The aftershocks of the Covid-19 pandemic continue to rattle global supply chains as retailers and manufacturers attempt to keep up with resurgent consumer demand, tying up vessel capacity worldwide. With transit time increasing by up to 60 days from China and other supplier markets, buyers are forced to hold inventory longer, impacting cash flow.

Only about 40% of cargo ships make an on-time arrival to port compared to 70% two years ago, according to Denmark-based Sea-Intelligence ApS, with the greatest delays occurring at the adjacent U.S. ports of Los Angeles and Long Beach.

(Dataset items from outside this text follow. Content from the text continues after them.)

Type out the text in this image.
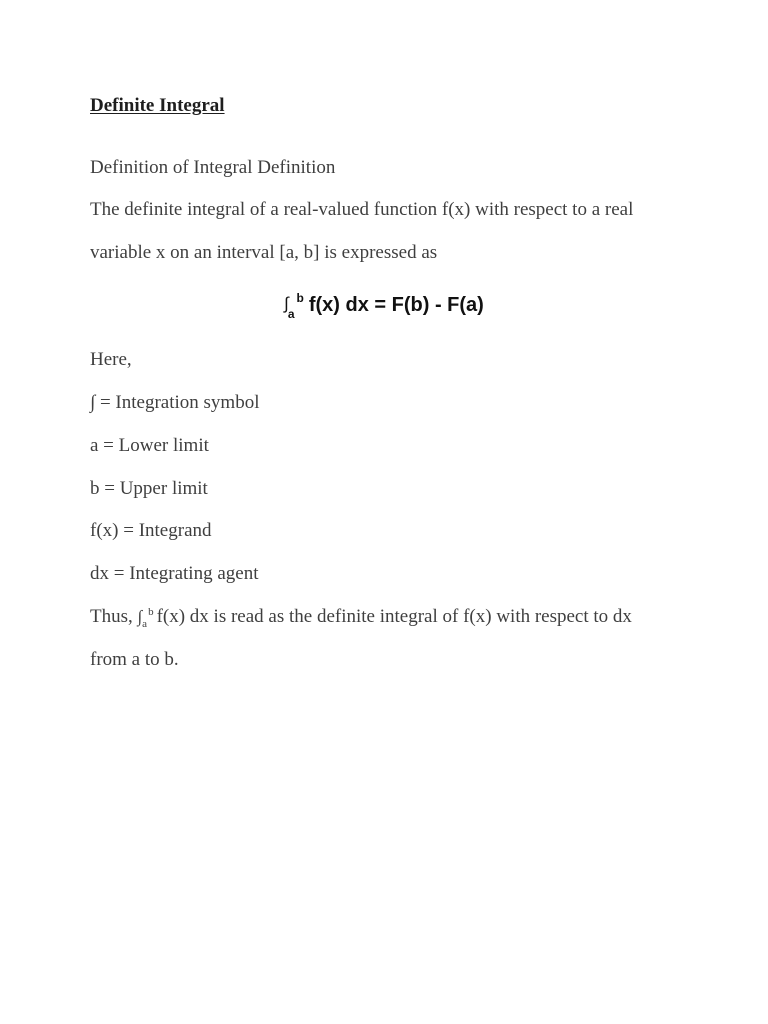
Definite Integral
Definition of Integral Definition
The definite integral of a real-valued function f(x) with respect to a real
variable x on an interval [a, b] is expressed as
$\int_a^b$ f(x) dx = F(b) - F(a)
Here,
∫ = Integration symbol
a = Lower limit
b = Upper limit
f(x) = Integrand
dx = Integrating agent
Thus, $\int_a^b$ f(x) dx is read as the definite integral of f(x) with respect to dx
from a to b.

The congestion is the result of businesses ramping up their inventory to meet growing buyer demand, causing a shortage in containers and long waits for vessels to reach shore and offload goods. Additionally, outbreaks of Covid-19 among workers on ships and at major ports are also slowing shipping speeds.

The shipping bottleneck is so bad, Home Depot contracting its own cargo ship in an attempt to get products to their shelves and meet soaring demand for home improvement, unexpectedly provoked by the pandemic.

Shipping Delays and Working Capital

For buyers that buy on FOB basis, (or “Free on Board,” a shipping term indicating that the buyer takes ownership of the goods once the supplier ships the product) longer shipping times mean a longer period holding inventory, known as Days Inventory Outstanding (DIO).

DIO is an important component of the cash conversion cycle, a metric that conveys how many days it takes for a company to convert its investments in inventory and other resources into cash flows from sales. It’s a measure of how efficiently a business is using its working capital.

With shipping disruptions causing a longer DIO, the cash conversion cycle is lengthened and working capital is affected.

Rising Shipping Costs

With a higher demand for containers and vessels, shipping and container freight rates are sky rocketing, adding unexpected costs to procurement and further eating away at working capital. Drewry Shipping reports the cost of transporting a 40-foot steel container of cargo has increased by up to 547% for some routes.

Working Capital Solution

When chartering your own container ship is not an option, one solution businesses utilize to smooth out cash flow and mitigate disruption is a supply chain finance program. Harbor, a tech-powered trade finance provider, works with middle market buyers to improve working capital. Harbor pays suppliers at shipment and grants buyers up to 120 days credit, allowing for an opportunity to sell goods before a payment is due.

“Companies purchasing goods from overseas are now burdened by longer delivery times which puts a stress on working capital. Having capital tied up in in transit inventory disrupts the cash conversion of the business,” said Katie Newton, head of origination at Harbor.

In a time when supply chains have already been turned upside down by semiconductor and lumber shortages, rising raw material costs and worker shortages, shipping delays and rising shipping prices are only adding to the turmoil.

A supply chain finance program can help add working capital and stability for both the buyer and supplier.